To reconcile these two views, we hypothesize a positive relationship between the number of partners and total innovative output in general, but a negative relationship between the number of partners and radical innovative output. It is thus assumed that negative effects of cooperation, like knowledge spillovers are likely to have a stronger effect on radical innovative output.
Hypothesis 2a. The more collaborative partners the start-up firm has, the higher its innovative output.
Hypothesis 2b. The more collaborative partners the start-up firm has, the lower the portion of radical innovative output.
These hypotheses are somewhat in contrast with Eisenhardt and Schoonhoven (1996) who claim that firms with less innovative strategies are less likely to need alliances. Their study, however, looks at antecedents of collaboration, not its outcomes.
How the characteristics of collaborative partners affect the growth of the start-up firm is not known in detail. Powell et al (1996) find support for the hypothesis that the number of startup collaborative relationships is positively associated with growth, but more detailed studies are missing from the literature.
Penrose (1959) mentions three factors that limit the growth of
the firm: uncertainty about the future, limitations of
management, and limitations of the market (resource
availability).
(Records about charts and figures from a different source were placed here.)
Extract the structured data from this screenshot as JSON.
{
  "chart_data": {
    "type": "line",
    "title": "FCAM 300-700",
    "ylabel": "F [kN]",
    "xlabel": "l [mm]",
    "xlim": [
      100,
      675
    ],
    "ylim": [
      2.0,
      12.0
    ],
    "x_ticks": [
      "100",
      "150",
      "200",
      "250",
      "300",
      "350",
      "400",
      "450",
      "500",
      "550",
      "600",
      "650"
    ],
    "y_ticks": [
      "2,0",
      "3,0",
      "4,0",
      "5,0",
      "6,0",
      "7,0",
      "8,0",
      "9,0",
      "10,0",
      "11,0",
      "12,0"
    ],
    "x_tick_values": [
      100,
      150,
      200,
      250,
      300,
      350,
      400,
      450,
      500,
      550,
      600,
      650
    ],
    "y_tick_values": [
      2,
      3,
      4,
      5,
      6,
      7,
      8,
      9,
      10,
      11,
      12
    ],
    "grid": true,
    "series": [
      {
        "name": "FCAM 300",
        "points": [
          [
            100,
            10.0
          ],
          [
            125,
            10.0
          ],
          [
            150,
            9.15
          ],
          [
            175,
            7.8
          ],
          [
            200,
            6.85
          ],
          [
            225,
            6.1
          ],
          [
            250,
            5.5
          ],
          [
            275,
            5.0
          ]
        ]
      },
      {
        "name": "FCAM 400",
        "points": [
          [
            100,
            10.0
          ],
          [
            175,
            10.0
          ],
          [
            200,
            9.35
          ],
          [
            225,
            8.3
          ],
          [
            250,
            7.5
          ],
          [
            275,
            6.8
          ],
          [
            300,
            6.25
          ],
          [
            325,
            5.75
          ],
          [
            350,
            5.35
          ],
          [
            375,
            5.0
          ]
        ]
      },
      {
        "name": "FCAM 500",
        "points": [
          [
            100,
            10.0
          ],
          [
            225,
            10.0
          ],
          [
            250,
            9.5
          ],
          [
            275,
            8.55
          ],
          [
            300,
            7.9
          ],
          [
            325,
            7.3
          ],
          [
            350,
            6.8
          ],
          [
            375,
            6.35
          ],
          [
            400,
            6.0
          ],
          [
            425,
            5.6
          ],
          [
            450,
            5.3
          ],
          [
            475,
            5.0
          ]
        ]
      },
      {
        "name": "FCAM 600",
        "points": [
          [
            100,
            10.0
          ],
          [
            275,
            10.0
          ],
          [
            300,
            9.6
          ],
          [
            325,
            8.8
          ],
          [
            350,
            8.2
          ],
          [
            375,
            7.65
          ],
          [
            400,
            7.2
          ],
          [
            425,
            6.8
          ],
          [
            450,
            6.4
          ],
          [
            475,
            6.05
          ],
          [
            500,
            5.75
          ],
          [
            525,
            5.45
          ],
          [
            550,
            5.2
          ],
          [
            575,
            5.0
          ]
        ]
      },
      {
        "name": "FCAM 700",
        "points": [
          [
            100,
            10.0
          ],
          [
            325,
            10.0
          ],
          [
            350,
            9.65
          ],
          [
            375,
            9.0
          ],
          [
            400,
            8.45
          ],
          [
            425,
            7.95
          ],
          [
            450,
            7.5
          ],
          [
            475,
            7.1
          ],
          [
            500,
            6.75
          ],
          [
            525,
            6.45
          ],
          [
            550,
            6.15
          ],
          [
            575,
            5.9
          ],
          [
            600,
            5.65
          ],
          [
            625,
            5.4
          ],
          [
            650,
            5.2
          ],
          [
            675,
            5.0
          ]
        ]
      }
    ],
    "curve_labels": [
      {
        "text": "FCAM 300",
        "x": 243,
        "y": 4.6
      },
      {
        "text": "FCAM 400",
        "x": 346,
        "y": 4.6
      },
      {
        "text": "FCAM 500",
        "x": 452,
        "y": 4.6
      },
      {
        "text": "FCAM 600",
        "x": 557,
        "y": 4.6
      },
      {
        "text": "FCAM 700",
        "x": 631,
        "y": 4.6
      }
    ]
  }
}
Start-up cooperative relationships with industry
incumbents, by providing resources, industry-level expertise and
managerial know-how seem to address all these limitations (see
also Mody, 1993). If, as the resource-based view claims,
capabilities are built over time and they can be accessed through
collaboration, high-growth entrepreneurial firms are more likely
to have older R&D collaborative partners. We also propose
that the number of relationships is positively associated with
growth. As discussed earlier, industry incumbents are likely to
be better equipped to provide short-term boost for these
organizations, although their effect on longer term growth, for
example on growth through radical innovations, may be the
Hypothesis 3. The longer the industry tenure of the R&D collaborative partner, the higher the short-term growth of the start-up company.
Hypothesis 4. The higher the number of R&D collaborative partners, the higher the short-term growth of the start-up company.